In general, if fingers are doing any action similar to typing or pressing a string down or depressing a key, then wrists probably ought to be kept “neutral”—that is, both without very much tension, and in the center of their range of motion, (not deviating to the right or left, nor “collapsed” in (down if the palm is facing down) or out (up if the palm is facing down)).

Gentle, long stretches (15 to 30 seconds each) by gently pulling the fingers & hand back (up if the palm is facing down) or forward (down if the palm is facing down) can be helpful after warming up and before intense focused practice, during practice breaks, and after practicing but before cooling down.

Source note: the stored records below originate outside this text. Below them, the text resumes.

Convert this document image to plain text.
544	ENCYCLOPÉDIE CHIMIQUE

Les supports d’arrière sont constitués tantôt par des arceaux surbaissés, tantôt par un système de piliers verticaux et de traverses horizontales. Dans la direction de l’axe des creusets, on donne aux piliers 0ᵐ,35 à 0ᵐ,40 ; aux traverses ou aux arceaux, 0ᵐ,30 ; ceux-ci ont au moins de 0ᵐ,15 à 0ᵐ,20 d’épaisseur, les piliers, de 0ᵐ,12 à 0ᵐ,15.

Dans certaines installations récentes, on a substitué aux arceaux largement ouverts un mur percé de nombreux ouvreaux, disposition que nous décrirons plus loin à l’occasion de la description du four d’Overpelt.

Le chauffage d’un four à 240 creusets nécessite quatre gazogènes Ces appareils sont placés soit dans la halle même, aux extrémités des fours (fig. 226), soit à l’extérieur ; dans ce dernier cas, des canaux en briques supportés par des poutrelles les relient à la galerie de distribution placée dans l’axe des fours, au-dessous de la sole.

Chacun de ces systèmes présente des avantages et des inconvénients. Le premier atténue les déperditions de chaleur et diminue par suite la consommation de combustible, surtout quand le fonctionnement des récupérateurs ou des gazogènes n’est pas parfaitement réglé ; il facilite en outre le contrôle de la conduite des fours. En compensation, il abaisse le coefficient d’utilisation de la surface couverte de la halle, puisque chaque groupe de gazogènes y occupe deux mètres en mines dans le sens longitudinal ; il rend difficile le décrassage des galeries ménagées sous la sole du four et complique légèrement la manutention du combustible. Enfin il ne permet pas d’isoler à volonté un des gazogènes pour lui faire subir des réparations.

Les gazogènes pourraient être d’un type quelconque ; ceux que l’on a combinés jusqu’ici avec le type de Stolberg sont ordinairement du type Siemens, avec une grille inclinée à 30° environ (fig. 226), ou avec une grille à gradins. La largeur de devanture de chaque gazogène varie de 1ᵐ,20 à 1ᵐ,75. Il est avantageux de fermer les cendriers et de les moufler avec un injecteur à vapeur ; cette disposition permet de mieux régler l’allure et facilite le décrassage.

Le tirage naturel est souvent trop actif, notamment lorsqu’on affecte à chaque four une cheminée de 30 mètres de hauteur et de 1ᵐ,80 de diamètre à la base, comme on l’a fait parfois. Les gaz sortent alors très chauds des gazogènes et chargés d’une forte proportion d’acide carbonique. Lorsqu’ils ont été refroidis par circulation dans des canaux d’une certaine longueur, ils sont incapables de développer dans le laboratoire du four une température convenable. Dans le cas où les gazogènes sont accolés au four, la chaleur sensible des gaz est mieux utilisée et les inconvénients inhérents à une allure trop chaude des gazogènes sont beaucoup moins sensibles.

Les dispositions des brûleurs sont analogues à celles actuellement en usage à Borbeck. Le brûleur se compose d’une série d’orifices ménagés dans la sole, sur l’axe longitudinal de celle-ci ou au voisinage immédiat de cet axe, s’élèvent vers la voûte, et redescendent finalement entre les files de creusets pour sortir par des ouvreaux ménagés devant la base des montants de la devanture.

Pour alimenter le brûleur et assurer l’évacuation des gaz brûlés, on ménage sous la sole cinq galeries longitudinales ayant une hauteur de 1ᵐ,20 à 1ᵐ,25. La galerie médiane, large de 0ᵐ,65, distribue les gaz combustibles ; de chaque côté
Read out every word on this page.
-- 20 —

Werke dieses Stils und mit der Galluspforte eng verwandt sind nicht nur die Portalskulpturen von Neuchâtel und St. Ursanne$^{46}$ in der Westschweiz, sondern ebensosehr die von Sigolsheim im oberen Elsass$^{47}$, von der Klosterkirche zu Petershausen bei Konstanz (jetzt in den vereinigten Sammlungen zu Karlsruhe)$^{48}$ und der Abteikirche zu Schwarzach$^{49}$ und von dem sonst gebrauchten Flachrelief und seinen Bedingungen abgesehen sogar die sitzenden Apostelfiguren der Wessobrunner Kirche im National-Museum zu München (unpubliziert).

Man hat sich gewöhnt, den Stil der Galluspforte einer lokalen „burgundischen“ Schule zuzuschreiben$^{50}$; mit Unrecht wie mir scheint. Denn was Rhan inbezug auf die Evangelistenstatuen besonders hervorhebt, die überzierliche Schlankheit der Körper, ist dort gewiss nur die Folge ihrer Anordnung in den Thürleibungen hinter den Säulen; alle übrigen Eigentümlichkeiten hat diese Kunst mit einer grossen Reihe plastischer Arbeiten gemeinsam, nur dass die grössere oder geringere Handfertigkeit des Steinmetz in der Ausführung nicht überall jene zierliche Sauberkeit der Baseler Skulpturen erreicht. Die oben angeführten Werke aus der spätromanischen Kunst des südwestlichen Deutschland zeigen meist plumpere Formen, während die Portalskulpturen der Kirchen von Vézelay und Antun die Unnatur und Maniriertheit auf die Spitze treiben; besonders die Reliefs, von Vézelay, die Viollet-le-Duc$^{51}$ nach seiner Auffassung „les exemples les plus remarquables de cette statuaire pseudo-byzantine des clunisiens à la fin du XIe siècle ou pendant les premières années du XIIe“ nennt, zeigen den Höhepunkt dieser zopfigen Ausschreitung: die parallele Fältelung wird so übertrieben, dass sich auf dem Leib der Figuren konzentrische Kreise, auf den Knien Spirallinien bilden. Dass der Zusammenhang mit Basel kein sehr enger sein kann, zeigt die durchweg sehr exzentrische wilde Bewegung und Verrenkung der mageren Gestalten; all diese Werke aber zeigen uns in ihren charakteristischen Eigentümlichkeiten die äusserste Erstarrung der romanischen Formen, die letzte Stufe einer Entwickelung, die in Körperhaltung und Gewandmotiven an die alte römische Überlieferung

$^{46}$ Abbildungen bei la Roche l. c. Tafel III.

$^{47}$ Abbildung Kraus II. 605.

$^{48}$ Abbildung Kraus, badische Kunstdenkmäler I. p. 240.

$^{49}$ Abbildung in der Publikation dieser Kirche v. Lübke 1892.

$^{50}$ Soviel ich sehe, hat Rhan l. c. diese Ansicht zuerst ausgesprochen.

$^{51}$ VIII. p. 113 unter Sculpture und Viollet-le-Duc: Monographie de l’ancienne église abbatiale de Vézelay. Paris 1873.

Thinking of practice in terms of “warming up” “actual practice” and “cooling down” can also be helpful. Both warming up and cooling down should be physically “easy” and never skipped for lack of time. Remember that the “warm” part of warming up is literal—if you are cold, if the practice room or performance area is cold, you literally need to warm up your body before doing “warm up” scales or whatnot on your instrument.

If you are cold, a hat, long sleeves and/or special thin fingerless gloves or full body mild exercise to get your heart pumping blood faster (walking around the block before starting, for example), or warm water running over your hands and forearms or a hot shower before practicing could all help.

Check out “Teaching the Violin with the Body in Mind” by Susan Kempter; “Playing (less) Hurt” by Janet Horvath; or other books along those lines.

Anything you learn from an “ergonomic” standpoint in the office regarding why and what the best way to type, sit at your computer, etc., is, can probably be applied to playing an instrument.